For the past almost two years now, I've been on a slow mission to rid myself of extra stuff. I just taught my kindergartners the meaning of the word "extra" last week in the context of teen numbers, and how they are one group of 10, plus some "extra." Extra is the stuff beyond what we need to fill ourselves up. I use need lightly. I don't need my Kindle Paperwhite like I need food, but I use it on a daily basis. Max does not need his Little Tikes office/house thing that he borrowed from his BFF, but he plays with it every day and is learning how to climb, sort shapes, and open and close things with it. Stuff is inevitable, and that's okay.
I will never be a minimalist. I will read minimalist blogs, listen to their podcasts and at times (when I don't feel like cleaning and organizing)I will wish I was a minimalist. But I will never be one. That will not stop me from getting rid of stuff whenever possible. This is not a post about how to be a minimalist, you can find more about that from people much better at it than me. This is just what I have done so far. Maybe it will give you an idea or some motivation :)
I've read some books: 7- An Experimental Mutiny Against Excess and Simplicity Parenting
I've read some blogs: The Art of Simple, Zen Habits, Be More With Less, and Our Little Apartment (Ashley wrote a great post about how to decide what to get rid of. I love her concept of "would I replace this item if it was lost?" If the answer is no, get rid of it.)
I've listened to some podcasts: The Art of Simple and Minimalism for the Rest of Us
I've gotten rid of stuff: In the past, I donated almost exclusively to Goodwill. But now, I have so many things I do with my stuff I am getting rid of. I still donate quite a bit, but I also learned about the many "Yard Sale" groups on Facebook where you can post items. I'm a member of an awesome "closet sharers" group for kids clothes/items. I have already sold multiple items on there. I also love to sell back my clothes (I haven't done any of Max's yet because we are not sure what our future plans for kids are). My favorite company is Twice. I've written about them before and I continue to think this is the best company for selling back clothes. I usually get $50-$80 back for a large bag of clothes and it honestly could NOT be any easier. I've also used Thred Up which is good for selling back cheaper quality brands (they take more brands and actually they take kids clothes too)- I only got $11 back when I sold to them, but most of the time I'd take no money to just get this stuff out of my house!

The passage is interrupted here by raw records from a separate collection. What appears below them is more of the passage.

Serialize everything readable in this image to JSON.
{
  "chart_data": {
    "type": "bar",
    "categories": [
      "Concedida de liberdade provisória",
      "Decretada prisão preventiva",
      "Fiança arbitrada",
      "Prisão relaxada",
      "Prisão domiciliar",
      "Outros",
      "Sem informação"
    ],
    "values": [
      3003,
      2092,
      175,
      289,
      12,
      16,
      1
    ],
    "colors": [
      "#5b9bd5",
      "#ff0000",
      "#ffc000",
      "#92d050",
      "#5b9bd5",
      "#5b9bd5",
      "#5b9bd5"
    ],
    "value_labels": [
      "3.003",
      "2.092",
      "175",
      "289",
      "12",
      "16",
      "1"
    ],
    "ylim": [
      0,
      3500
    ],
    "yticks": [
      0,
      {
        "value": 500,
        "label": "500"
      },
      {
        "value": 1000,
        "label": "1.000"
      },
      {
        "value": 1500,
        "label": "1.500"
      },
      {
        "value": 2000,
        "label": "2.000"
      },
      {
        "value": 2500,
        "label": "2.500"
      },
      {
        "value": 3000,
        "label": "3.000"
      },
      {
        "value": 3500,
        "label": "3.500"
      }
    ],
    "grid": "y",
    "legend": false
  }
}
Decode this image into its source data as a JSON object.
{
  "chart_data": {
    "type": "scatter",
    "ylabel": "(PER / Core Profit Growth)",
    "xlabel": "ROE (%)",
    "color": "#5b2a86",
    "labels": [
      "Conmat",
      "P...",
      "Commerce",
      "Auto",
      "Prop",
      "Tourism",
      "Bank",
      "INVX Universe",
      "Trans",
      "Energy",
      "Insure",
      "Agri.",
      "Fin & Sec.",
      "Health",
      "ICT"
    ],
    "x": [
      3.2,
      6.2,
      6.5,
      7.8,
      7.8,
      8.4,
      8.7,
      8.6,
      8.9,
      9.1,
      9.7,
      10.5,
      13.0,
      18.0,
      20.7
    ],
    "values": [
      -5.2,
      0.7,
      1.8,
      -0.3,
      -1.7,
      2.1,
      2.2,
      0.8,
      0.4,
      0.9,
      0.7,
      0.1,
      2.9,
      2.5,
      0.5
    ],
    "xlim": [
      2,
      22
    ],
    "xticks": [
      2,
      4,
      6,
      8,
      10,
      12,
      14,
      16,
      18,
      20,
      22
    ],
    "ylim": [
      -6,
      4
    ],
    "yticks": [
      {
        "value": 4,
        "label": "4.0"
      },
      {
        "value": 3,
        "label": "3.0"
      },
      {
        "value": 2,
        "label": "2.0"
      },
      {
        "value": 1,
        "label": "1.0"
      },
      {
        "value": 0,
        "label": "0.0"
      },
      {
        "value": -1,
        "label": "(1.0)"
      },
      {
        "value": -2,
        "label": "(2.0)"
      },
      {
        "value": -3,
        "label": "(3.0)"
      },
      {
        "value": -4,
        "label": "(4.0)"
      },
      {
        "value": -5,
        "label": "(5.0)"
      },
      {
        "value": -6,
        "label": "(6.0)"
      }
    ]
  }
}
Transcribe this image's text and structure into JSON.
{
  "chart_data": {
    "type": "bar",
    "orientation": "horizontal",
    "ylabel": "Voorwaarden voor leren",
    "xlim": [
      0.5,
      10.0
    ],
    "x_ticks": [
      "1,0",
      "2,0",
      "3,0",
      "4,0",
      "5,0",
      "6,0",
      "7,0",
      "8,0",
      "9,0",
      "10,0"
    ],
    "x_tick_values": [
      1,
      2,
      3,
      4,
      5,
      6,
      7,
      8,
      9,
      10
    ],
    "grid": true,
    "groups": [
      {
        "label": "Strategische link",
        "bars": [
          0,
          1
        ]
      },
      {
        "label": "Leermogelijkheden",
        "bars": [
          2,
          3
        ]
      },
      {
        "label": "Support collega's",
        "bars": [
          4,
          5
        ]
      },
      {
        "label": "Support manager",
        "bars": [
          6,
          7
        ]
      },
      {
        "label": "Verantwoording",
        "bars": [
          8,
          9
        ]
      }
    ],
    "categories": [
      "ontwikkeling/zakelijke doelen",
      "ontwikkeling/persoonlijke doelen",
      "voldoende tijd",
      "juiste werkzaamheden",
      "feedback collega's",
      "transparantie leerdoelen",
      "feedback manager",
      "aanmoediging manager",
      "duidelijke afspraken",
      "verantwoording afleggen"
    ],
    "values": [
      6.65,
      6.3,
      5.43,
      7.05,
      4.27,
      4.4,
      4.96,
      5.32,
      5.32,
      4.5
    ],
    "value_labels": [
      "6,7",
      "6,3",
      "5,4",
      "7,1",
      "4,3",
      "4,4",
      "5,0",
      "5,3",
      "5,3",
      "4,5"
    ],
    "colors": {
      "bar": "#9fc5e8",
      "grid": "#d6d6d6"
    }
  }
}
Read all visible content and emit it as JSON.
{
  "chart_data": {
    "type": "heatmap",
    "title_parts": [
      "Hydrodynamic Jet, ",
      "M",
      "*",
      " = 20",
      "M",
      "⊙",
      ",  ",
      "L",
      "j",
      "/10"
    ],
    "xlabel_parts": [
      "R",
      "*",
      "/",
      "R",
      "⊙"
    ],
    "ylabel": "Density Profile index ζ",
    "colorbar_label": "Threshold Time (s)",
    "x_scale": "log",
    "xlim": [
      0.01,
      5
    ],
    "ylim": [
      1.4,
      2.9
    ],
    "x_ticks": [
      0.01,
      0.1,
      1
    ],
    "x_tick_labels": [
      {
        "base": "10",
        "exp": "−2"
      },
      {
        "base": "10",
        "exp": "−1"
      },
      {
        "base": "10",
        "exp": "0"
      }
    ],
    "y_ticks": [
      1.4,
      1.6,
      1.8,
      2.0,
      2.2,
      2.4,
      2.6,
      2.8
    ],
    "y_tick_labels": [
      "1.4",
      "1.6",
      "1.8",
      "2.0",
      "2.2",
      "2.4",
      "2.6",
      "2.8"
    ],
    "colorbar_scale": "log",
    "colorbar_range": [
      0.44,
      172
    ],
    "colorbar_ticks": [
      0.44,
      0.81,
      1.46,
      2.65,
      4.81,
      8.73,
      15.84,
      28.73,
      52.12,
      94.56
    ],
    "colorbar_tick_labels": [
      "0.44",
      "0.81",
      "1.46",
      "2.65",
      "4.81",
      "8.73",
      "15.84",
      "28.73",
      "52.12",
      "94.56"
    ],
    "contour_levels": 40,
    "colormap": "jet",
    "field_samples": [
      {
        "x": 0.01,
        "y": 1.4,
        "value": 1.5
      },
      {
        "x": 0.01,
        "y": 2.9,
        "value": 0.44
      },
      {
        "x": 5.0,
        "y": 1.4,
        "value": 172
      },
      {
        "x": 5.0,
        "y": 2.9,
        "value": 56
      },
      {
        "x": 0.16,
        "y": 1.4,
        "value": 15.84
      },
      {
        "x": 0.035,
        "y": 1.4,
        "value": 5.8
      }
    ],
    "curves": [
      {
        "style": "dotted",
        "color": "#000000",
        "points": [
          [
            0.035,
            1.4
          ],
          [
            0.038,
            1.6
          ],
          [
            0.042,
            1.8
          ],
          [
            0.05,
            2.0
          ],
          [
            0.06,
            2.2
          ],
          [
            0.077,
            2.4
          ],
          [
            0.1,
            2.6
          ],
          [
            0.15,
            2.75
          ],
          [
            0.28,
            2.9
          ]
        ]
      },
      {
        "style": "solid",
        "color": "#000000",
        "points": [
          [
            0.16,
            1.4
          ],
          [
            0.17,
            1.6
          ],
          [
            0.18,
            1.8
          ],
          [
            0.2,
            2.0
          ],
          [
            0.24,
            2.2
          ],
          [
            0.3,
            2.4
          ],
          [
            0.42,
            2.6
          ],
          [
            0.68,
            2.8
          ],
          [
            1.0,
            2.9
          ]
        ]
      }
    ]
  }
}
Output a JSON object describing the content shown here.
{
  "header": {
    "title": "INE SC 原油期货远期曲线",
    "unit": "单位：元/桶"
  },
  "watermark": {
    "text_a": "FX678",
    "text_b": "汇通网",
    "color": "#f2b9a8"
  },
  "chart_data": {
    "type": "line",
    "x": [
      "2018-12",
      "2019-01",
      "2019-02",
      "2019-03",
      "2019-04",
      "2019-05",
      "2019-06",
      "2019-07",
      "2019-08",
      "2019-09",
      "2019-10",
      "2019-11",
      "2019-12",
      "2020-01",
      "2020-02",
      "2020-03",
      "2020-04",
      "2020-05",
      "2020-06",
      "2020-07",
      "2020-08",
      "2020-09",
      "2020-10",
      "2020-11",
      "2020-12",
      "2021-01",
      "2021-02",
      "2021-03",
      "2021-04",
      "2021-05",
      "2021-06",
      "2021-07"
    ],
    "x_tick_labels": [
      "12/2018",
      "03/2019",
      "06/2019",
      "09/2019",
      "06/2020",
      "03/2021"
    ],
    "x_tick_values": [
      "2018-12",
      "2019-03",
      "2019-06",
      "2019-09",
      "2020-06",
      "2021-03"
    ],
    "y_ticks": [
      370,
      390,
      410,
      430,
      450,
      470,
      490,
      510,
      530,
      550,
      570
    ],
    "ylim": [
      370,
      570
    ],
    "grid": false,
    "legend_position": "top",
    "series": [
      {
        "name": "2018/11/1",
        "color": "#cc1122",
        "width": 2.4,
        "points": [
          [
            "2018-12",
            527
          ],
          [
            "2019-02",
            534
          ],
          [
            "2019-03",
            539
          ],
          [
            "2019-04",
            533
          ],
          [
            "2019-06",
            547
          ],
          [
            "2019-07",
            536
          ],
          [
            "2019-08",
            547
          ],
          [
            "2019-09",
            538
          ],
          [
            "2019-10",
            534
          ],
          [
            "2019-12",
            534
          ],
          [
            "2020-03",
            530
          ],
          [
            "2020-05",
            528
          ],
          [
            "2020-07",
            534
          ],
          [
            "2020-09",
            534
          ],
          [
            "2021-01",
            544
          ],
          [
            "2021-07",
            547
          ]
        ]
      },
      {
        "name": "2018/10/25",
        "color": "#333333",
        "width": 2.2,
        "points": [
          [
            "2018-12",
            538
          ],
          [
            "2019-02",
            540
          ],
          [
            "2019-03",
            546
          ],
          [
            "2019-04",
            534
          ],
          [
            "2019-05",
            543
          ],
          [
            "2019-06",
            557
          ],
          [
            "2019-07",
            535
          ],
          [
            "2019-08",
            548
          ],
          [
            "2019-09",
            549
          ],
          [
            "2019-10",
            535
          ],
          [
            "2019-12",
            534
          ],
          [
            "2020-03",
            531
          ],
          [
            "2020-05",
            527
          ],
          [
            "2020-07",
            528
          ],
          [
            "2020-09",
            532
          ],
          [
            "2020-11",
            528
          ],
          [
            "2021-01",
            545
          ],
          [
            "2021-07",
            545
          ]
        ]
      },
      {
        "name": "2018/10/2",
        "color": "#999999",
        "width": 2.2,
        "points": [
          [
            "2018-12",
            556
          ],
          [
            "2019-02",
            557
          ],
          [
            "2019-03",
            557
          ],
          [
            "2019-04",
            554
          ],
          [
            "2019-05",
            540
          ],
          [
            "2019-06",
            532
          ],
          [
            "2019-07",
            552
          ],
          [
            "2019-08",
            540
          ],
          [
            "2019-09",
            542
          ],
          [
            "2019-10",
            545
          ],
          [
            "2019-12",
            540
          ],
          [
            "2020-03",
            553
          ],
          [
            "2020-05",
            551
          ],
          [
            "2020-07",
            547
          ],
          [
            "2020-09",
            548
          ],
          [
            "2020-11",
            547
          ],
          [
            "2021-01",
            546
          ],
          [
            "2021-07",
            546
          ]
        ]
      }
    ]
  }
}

I've tried to lower the amount of stuff coming in: I've done a "No Buy November." I was a crazy researcher about baby stuff and tried not to get too much. Of course, this is relative, some people would say I have WAY more than necessary but I have borrowed a lot and given away or sold anything we didn't use. We have switched to event gifts with many family members. Overall, I've just looked more critically at items coming into the house and tried to not buy things that I didn't really love/wouldn't use a lot.
My motivation for doing all this is that I hate cleaning but I like to live in a reasonably clean space. My mom says everyone hates cleaning, but I think I hate it even more than the average person. I also hate not knowing where something is when I want it. I hate when thinking about stuff and where it is or where I'm going to put it occupies my precious time.
I still have a long way to go. In 2015 I want to get better at the 1 in, 1 out rule (I never do this and I need to). But I've started. I've started thinking more critically about what I really want to do with my space and what I want in it. For a girl who used to hoard an absurd amount of stuff under her bed as a child, this is a start :)
How do you keep clutter under control?